My crazy, Absurd Life

April 26, 2010
By Flutterby BRONZE, Aurora, Colorado
Flutterby BRONZE, Aurora, Colorado
1 article 0 photos 3 comments

Favorite Quote:
Most fools think they are only ignorant.
--
Benjamin Franklin


“The door was closed. What are we going to do now, Sam?” worried Bev. She was always worrying about something.

“Relax, Bev. I have the key, remember. Mom just said to stop by the store and empty the register. She forgot to do it since she had to pick up Kevin from the sitters.” Kevin was my baby brother, and lately he had a cold, so naturally mom was frantic that he might have some life threatening- disease. She and Dad own the Sip & Dip, a drink and snack shop down on Main Street. I walked up to the door and unlocked it. When I stepped in the shop, I heard a crash.

“Did you hear that?” I asked, my voice quivering.

“Yeah. What do you think it was?” I could her the worry in Bev’s voice.


I knew exactly what it was, but I didn’t have the guts to tell Bev. “It was probably just the can pyramid I set up today,” I whispered, “It looked kind of unstable to me.” I looked around, hoping my gut was wrong. My pyramid was still standing. “Bev, can you go get my coat from next door? Its cold, and I left it in there.” During weekends, I spent my time out of the shop next door at the arcade with Mr. Whepler. He was really nice, and always gave Bev and me free games. “While you’re there, ask him to come over. I can’t lift this by myself. Bev said she would and I breathed a sigh of relief. Bev would only make it worse if there were a “situation.” I grabbed the nearest thing I could use as a weapon and I decided on the mandatory- for-all-shops fire extinguisher.

The fire extinguisher was heavier than I thought it would be, but it was worth it if I would live. I walked toward the drink isle, where I thought I heard the crash come from. I rounded the corner and screamed when I saw something come hurling toward me. I ducked just in time for McFurry, Mr. Whepler’s dog, come over my head. He came up to me and licked me. McFurry, named after the famous McDonalds desert, had gotten tangled in a 6-pack of cola. Mr. Whepler came running in.

“I heard what happened, Sam. Is everything all right? Was there a robbery?” Mr. Whepler was as bas as Bev when it came to worrying, but at least he had a reason. The man was 72 years old, for heaven’s sake!

“Relax, Mr. Whepler. It was only McFurry. He got stuck in the soda again. Did he escape sometime today?” Mr. Whepler and McFurry lived on top of the arcade in a little loft, and the emergency stairwell joining our two buildings was McFurry’s favorite escape route. He has been known to jump in our upstairs window, where my brother, Jason, had his web design company.

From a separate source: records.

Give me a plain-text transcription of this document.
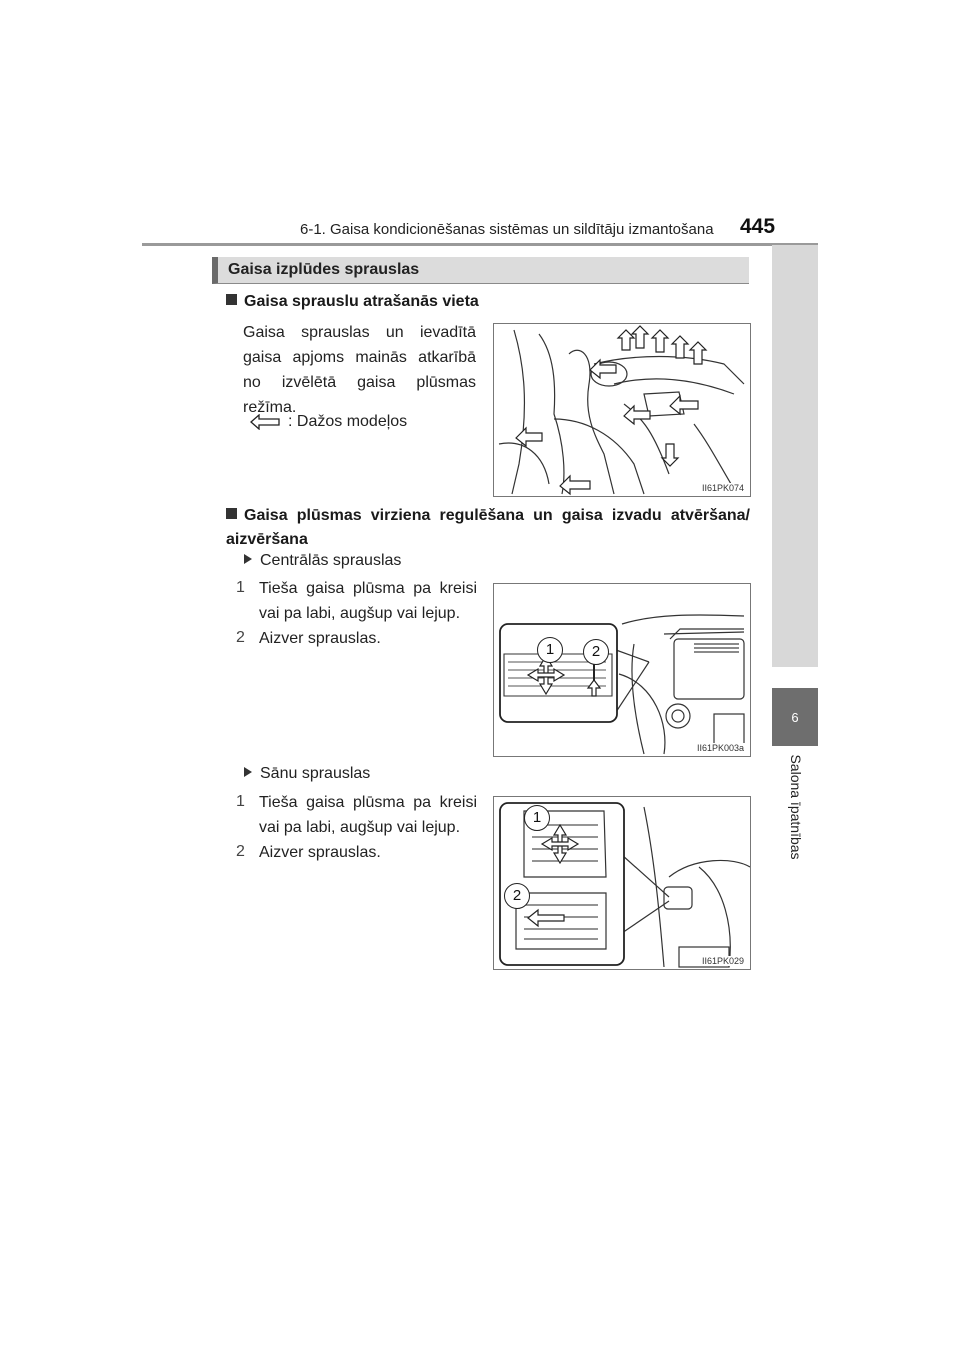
6-1. Gaisa kondicionēšanas sistēmas un sildītāju izmantošana 445
6
Salona īpatnības
Gaisa izplūdes sprauslas
Gaisa sprauslu atrašanās vieta
Gaisa sprauslas un ievadītā gaisa apjoms mainās atkarībā no izvēlētā gaisa plūsmas režīma.
: Dažos modeļos
II61PK074
Gaisa plūsmas virziena regulēšana un gaisa izvadu atvēršana/ aizvēršana
Centrālās sprauslas
1 Tieša gaisa plūsma pa kreisi vai pa labi, augšup vai lejup.
2 Aizver sprauslas.
1	2
II61PK003a
Sānu sprauslas
1 Tieša gaisa plūsma pa kreisi vai pa labi, augšup vai lejup.
2 Aizver sprauslas.
1
2
II61PK029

“Not that I was aware of, but you know McFurry. Quiet as an ant, but always in trouble.”

I laughed, told Mr. Whepler thanks for getting McFurry, and went upstairs to shut the window. When I got up there, I checked in Jason’s office. He hadn’t come home for dinner, and mom was a bit worried. I saw something lounging in his chair. Jason had fallen asleep again. I swear he works himself way too hard. I went over to wake him up when he jumped up and went “boo!” Me, being the scardey cat that I was, screamed and ran downstairs as fast as I could. Mr. Whepler came sprinting in, looking frantic. “Sam, what’s wrong?”

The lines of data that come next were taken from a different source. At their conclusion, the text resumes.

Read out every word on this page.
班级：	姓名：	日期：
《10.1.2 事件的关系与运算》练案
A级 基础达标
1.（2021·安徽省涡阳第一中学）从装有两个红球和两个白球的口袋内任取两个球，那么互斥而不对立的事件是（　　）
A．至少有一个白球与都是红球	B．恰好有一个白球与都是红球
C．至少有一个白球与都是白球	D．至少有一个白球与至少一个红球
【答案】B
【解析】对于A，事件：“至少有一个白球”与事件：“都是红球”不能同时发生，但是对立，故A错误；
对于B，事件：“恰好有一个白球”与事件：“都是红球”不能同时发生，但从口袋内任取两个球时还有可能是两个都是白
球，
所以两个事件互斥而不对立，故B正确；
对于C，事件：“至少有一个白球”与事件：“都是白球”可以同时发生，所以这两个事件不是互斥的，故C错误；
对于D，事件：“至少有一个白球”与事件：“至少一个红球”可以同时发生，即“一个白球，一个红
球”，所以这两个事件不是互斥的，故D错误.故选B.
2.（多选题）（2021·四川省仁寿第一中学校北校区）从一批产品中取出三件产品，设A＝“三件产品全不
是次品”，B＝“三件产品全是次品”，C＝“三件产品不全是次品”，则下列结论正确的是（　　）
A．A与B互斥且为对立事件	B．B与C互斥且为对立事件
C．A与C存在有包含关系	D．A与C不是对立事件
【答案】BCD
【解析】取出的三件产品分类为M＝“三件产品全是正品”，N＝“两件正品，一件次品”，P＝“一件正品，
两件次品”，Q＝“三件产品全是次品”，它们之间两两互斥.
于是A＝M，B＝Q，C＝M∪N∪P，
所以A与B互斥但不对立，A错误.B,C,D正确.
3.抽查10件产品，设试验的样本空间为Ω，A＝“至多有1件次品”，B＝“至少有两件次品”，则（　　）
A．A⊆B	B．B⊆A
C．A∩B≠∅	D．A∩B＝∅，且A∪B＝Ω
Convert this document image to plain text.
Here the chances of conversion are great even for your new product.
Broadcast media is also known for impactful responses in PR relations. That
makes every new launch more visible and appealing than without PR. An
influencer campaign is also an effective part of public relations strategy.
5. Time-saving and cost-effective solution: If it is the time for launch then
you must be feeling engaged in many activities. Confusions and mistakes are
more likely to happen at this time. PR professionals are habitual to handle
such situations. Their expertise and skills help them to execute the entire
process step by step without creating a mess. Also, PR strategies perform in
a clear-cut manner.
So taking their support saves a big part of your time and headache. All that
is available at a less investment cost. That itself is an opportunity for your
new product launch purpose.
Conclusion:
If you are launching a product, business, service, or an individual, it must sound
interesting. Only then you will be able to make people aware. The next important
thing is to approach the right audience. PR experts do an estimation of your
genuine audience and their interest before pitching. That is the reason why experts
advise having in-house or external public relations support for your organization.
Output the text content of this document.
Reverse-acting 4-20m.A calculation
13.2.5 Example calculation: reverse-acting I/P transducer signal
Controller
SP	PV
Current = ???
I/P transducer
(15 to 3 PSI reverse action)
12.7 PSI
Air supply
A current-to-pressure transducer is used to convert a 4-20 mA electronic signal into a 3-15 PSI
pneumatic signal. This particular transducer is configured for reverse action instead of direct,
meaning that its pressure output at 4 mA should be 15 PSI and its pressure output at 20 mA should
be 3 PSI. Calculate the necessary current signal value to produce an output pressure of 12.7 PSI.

“It’s that jerk of a brother. He did it again!”


Mr. Whepler chuckled. He had grown up the only boy in his family of eight- he knew you had to tease your sisters in order to survive. “Sam, you should learn to expect him to scare you. It’s the law of nature. Why, when I was your age…”

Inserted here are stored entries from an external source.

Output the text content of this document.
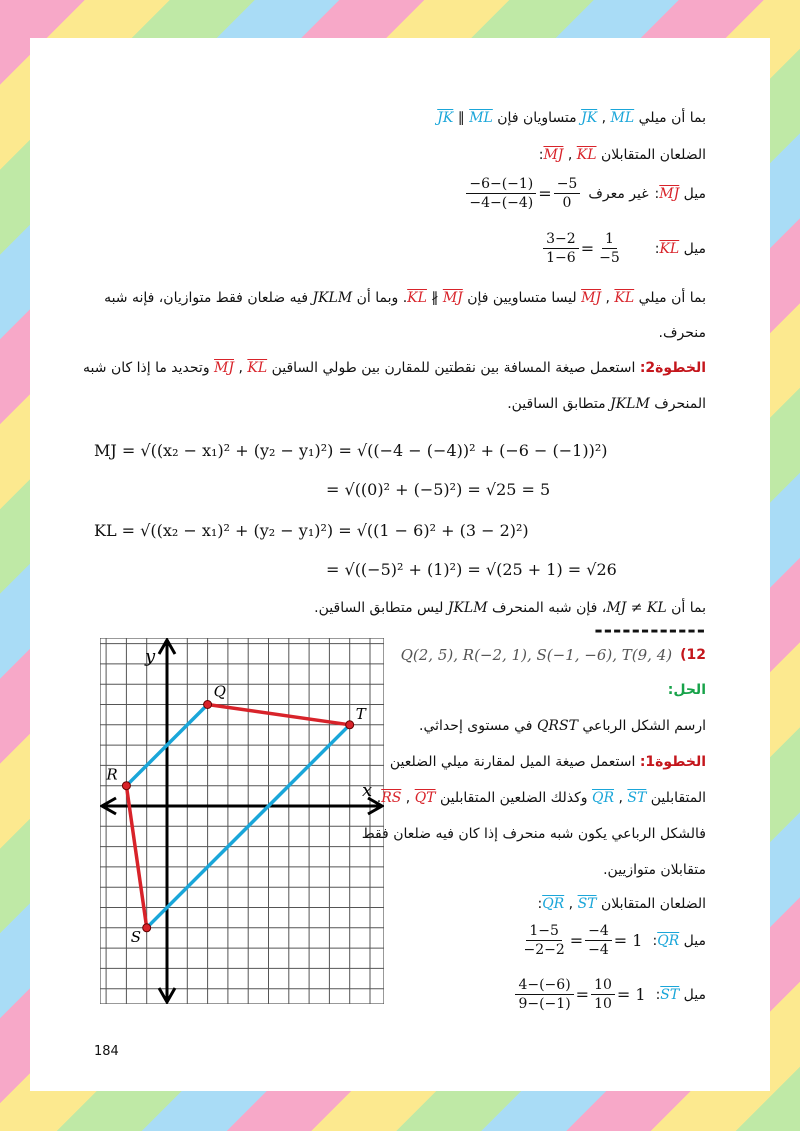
بما أن ميلي JK , ML متساويان فإن JK ∥ ML
الضلعان المتقابلان MJ , KL:
ميل MJ:
غير معرف
$\frac{-6-(-1)}{-4-(-4)} = \frac{-5}{0}$
ميل KL:
$\frac{3-2}{1-6} = \frac{1}{-5}$
بما أن ميلي MJ , KL ليسا متساويين فإن KL ∦ MJ. وبما أن JKLM فيه ضلعان فقط متوازيان، فإنه شبه
منحرف.
الخطوة2: استعمل صيغة المسافة بين نقطتين للمقارن بين طولي الساقين MJ , KL وتحديد ما إذا كان شبه
المنحرف JKLM متطابق الساقين.
MJ = √((x₂ − x₁)² + (y₂ − y₁)²) = √((−4 − (−4))² + (−6 − (−1))²)
= √((0)² + (−5)²) = √25 = 5
KL = √((x₂ − x₁)² + (y₂ − y₁)²) = √((1 − 6)² + (3 − 2)²)
= √((−5)² + (1)²) = √(25 + 1) = √26
بما أن MJ ≠ KL، فإن شبه المنحرف JKLM ليس متطابق الساقين.
------------
x
y
Q
R
S
T
Q(2, 5), R(−2, 1), S(−1, −6), T(9, 4) (12
الحل:
ارسم الشكل الرباعي QRST في مستوى إحداثي.
الخطوة1: استعمل صيغة الميل لمقارنة ميلي الضلعين
المتقابلين QR , ST وكذلك الضلعين المتقابلين RS , QT.
فالشكل الرباعي يكون شبه منحرف إذا كان فيه ضلعان فقط
متقابلان متوازيين.
الضلعان المتقابلان QR , ST:
ميل QR:
$\frac{1-5}{-2-2} = \frac{-4}{-4} = 1$
ميل ST:
$\frac{4-(-6)}{9-(-1)} = \frac{10}{10} = 1$
184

I rolled my eyes. Mr. Whepler loved telling stories about his youth. He didn’t have any grandkids, so Bev and I got all the stories of him in the glory days. It was sweet, until he starts repeating the stories about his experiences- his time serving in the Army during WWII, his family, his everything. Speaking of Bev, where was she? I looked around, hoping to see her. She had fallen asleep in the bakery isle on top of an angel cake. It wasn’t unusual. Bev was skinny, especially for how much she ate. It seemed that whenever she came over, she was always eating. I guess she had just been to tired to eat her way through the delicious bagel she had snagged. I shrugged, walked over, and grabbed my own angel cake. I nestled down and, while drifting off to sleep next to by best friend, realized that I lived an extraordinary life that most kids would define as crazy.


But I loved it.


The author's comments:
I originally made this for a writing contest, but I missed the deadline. Oops!